1. O do conhecimento do ser, isto é,  da realidade fundamental e primordial de todas as coisas, ou da essência de toda realidade. Como, em grego, ser se diz on e as coisas se diz ta onta, esse campo é chamado de ontologia (na concepção de Aristóteles, a ontologia era formada pelo conjunto da Filosofia Primeira e da teologia).

2. O do conhecimento das ações humanas ou dos valores e das finalidades da ação humana: das ações que têm em si mesmas sua finalidade, a ética e a política, ou a vida moral (valores morais) e a vida política (valores políticos); e das ações que têm sua finalidade num produto ou numa obra: as técnicas e as artes e seus valores (utilidade, beleza, etc.).

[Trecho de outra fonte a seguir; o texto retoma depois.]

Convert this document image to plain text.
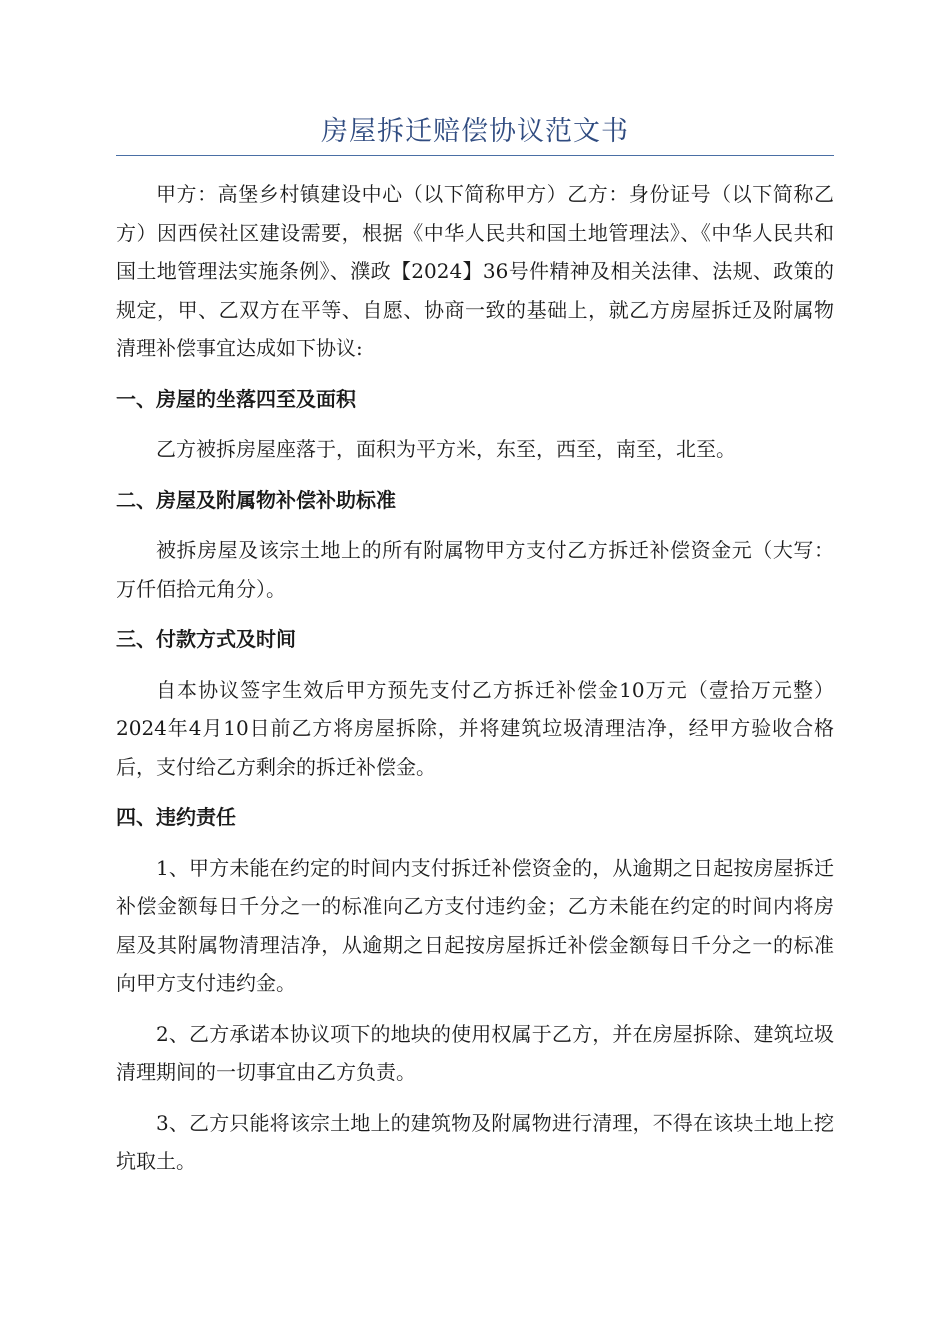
房屋拆迁赔偿协议范文书

甲方：高堡乡村镇建设中心（以下简称甲方）乙方：身份证号（以下简称乙方）因西侯社区建设需要，根据《中华人民共和国土地管理法》、《中华人民共和国土地管理法实施条例》、濮政【2024】36号件精神及相关法律、法规、政策的规定，甲、乙双方在平等、自愿、协商一致的基础上，就乙方房屋拆迁及附属物清理补偿事宜达成如下协议:

一、房屋的坐落四至及面积

乙方被拆房屋座落于，面积为平方米，东至，西至，南至，北至。

二、房屋及附属物补偿补助标准

被拆房屋及该宗土地上的所有附属物甲方支付乙方拆迁补偿资金元（大写：万仟佰拾元角分）。

三、付款方式及时间

自本协议签字生效后甲方预先支付乙方拆迁补偿金10万元（壹拾万元整）2024年4月10日前乙方将房屋拆除，并将建筑垃圾清理洁净，经甲方验收合格后，支付给乙方剩余的拆迁补偿金。

四、违约责任

1、甲方未能在约定的时间内支付拆迁补偿资金的，从逾期之日起按房屋拆迁补偿金额每日千分之一的标准向乙方支付违约金；乙方未能在约定的时间内将房屋及其附属物清理洁净，从逾期之日起按房屋拆迁补偿金额每日千分之一的标准向甲方支付违约金。

2、乙方承诺本协议项下的地块的使用权属于乙方，并在房屋拆除、建筑垃圾清理期间的一切事宜由乙方负责。

3、乙方只能将该宗土地上的建筑物及附属物进行清理，不得在该块土地上挖坑取土。
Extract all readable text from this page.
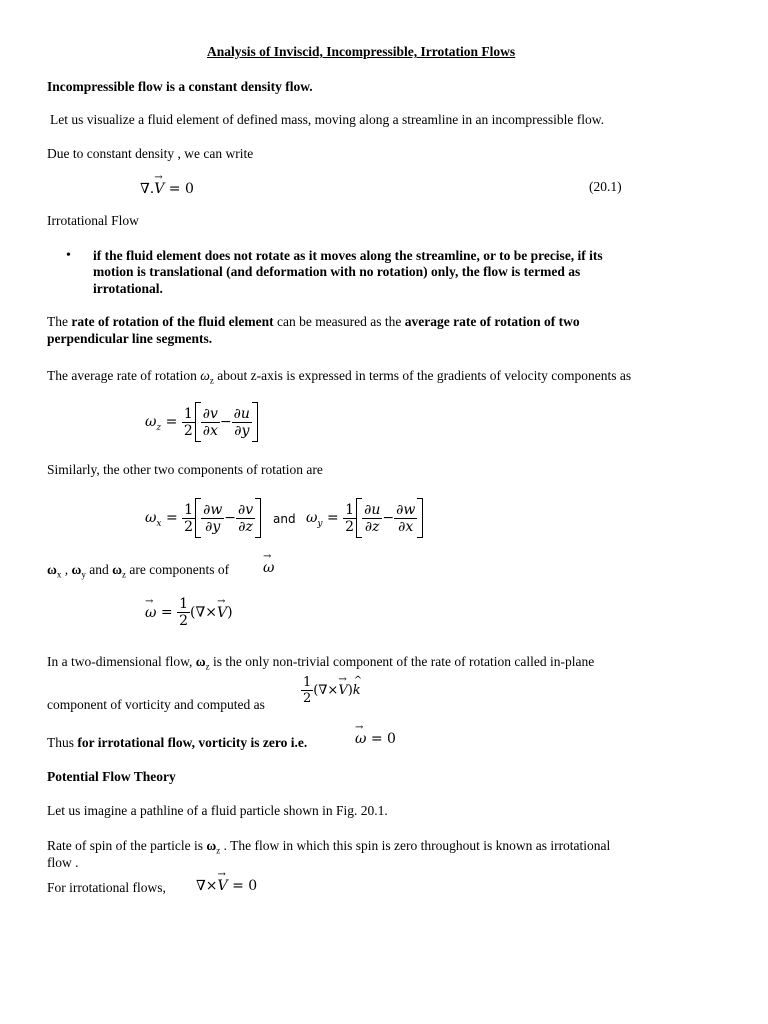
Analysis of Inviscid, Incompressible, Irrotation Flows
Incompressible flow is a constant density flow.
Let us visualize a fluid element of defined mass, moving along a streamline in an incompressible flow.
Due to constant density , we can write
∇.→ V = 0	(20.1)
Irrotational Flow
• if the fluid element does not rotate as it moves along the streamline, or to be precise, if its
motion is translational (and deformation with no rotation) only, the flow is termed as
irrotational.
The rate of rotation of the fluid element can be measured as the average rate of rotation of two
perpendicular line segments.
The average rate of rotation $\omega_z$ about z-axis is expressed in terms of the gradients of velocity components as
$\omega_z = \frac{1}{2} \frac{\partial v}{\partial x} - \frac{\partial u}{\partial y}$
Similarly, the other two components of rotation are
$\omega_x = \frac{1}{2} \frac{\partial w}{\partial y} - \frac{\partial v}{\partial z}$ and $\omega_y = \frac{1}{2} \frac{\partial u}{\partial z} - \frac{\partial w}{\partial x}$
$\omega_x$ , $\omega_y$ and $\omega_z$ are components of → ω
→ $\omega = \frac{1}{2}$ (∇×→ V)
In a two-dimensional flow, $\omega_z$ is the only non-trivial component of the rate of rotation called in-plane
component of vorticity and computed as	$\frac{1}{2}$ (∇×→ V)^ k
Thus for irrotational flow, vorticity is zero i.e.	→ ω = 0
Potential Flow Theory
Let us imagine a pathline of a fluid particle shown in Fig. 20.1.
Rate of spin of the particle is $\omega_z$ . The flow in which this spin is zero throughout is known as irrotational
flow .
For irrotational flows, ∇×→ V = 0
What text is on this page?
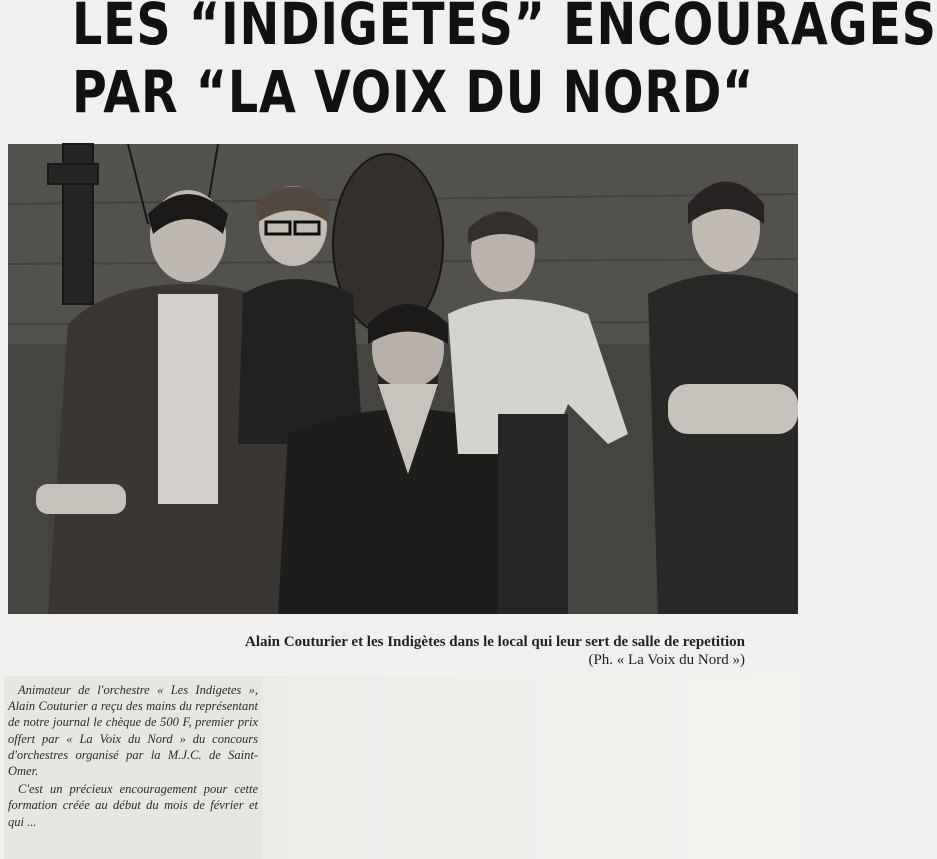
LES “INDIGETES” ENCOURAGES
PAR “LA VOIX DU NORD“
Alain Couturier et les Indigètes dans le local qui leur sert de salle de repetition
(Ph. « La Voix du Nord »)

Animateur de l'orchestre « Les Indigetes », Alain Couturier a reçu des mains du représentant de notre journal le chèque de 500 F, premier prix offert par « La Voix du Nord » du concours d'orchestres organisé par la M.J.C. de Saint-Omer.

C'est un précieux encouragement pour cette formation créée au début du mois de février et qui ...
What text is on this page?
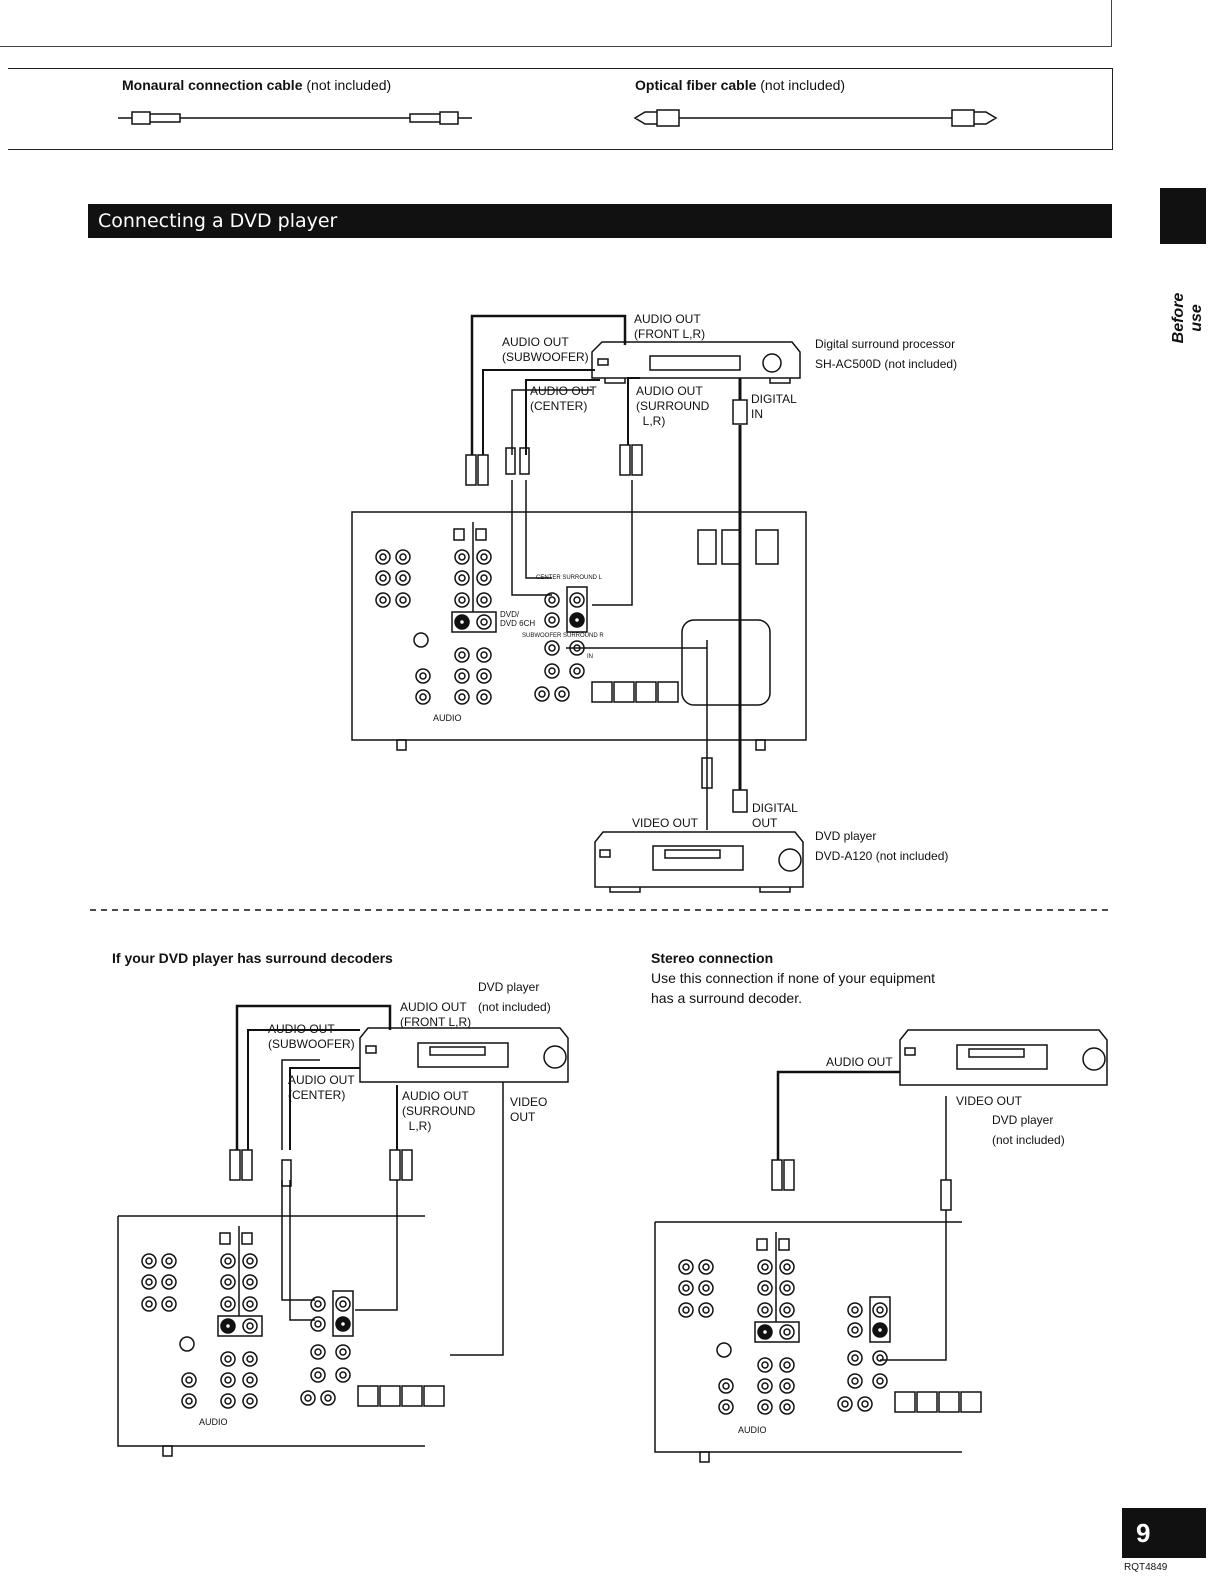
Monaural connection cable (not included)	Optical fiber cable (not included)
Connecting a DVD player
Before use
AUDIO OUT
(FRONT L,R)
AUDIO OUT
(SUBWOOFER)
AUDIO OUT
(CENTER)
AUDIO OUT
(SURROUND
L,R)
DIGITAL
IN
Digital surround processor
SH-AC500D (not included)
VIDEO OUT
DIGITAL
OUT
DVD player
DVD-A120 (not included)
CENTER SURROUND L
DVD/
DVD 6CH
SUBWOOFER SURROUND R
IN
AUDIO
If your DVD player has surround decoders
DVD player
(not included)
AUDIO OUT
(FRONT L,R)
AUDIO OUT
(SUBWOOFER)
AUDIO OUT
(CENTER)	AUDIO OUT
(SURROUND
L,R)
VIDEO
OUT
AUDIO
Stereo connection
Use this connection if none of your equipment
has a surround decoder.
AUDIO OUT
VIDEO OUT
DVD player
(not included)
AUDIO
9
RQT4849
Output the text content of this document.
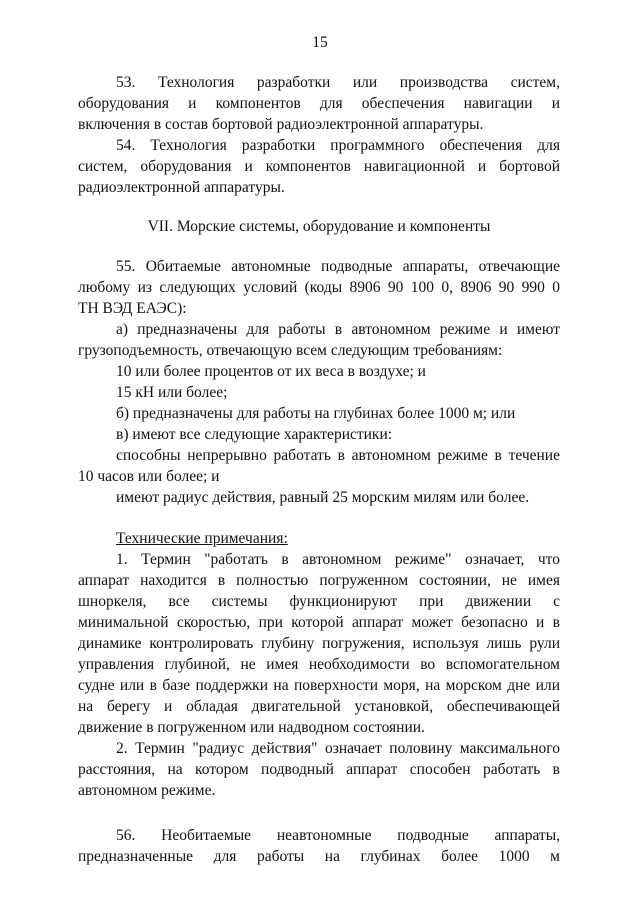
15

53. Технология разработки или производства систем,

оборудования и компонентов для обеспечения навигации и

включения в состав бортовой радиоэлектронной аппаратуры.

54. Технология разработки программного обеспечения для

систем, оборудования и компонентов навигационной и бортовой

радиоэлектронной аппаратуры.

VII. Морские системы, оборудование и компоненты

55. Обитаемые автономные подводные аппараты, отвечающие

любому из следующих условий (коды 8906 90 100 0, 8906 90 990 0

ТН ВЭД ЕАЭС):

а) предназначены для работы в автономном режиме и имеют

грузоподъемность, отвечающую всем следующим требованиям:

10 или более процентов от их веса в воздухе; и

15 кН или более;

б) предназначены для работы на глубинах более 1000 м; или

в) имеют все следующие характеристики:

способны непрерывно работать в автономном режиме в течение

10 часов или более; и

имеют радиус действия, равный 25 морским милям или более.

Технические примечания:

1. Термин "работать в автономном режиме" означает, что

аппарат находится в полностью погруженном состоянии, не имея

шноркеля, все системы функционируют при движении с

минимальной скоростью, при которой аппарат может безопасно и в

динамике контролировать глубину погружения, используя лишь рули

управления глубиной, не имея необходимости во вспомогательном

судне или в базе поддержки на поверхности моря, на морском дне или

на берегу и обладая двигательной установкой, обеспечивающей

движение в погруженном или надводном состоянии.

2. Термин "радиус действия" означает половину максимального

расстояния, на котором подводный аппарат способен работать в

автономном режиме.

56. Необитаемые неавтономные подводные аппараты,

предназначенные для работы на глубинах более 1000 м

3. O do conhecimento da capacidade humana de conhecer, isto é, o conhecimento do próprio pensamento em exercício. Nesse campo estão: a lógica, que oferece as leis gerais do pensamento; a teoria do conhecimento que oferece os procedimentos pelos quais conhecemos; as ciências propriamente ditas; e o conhecimento do conhecimento científico, isto é, a teoria das ciências ou epistemologia, que estuda e avalia os procedimentos empregados pelas diferentes ciências para definir e conhecer seus objetos.

Referências:
CHAUI, Marilena. Filosofia: Novo Ensino Médio, Volume único. São Paulo: Ática, 2010, p. 40-48.
BUCKINGHAM, Will; BURNHAM, Douglas. O livro da Filosofia. São Paulo: Globo, 2011, p. 46-63.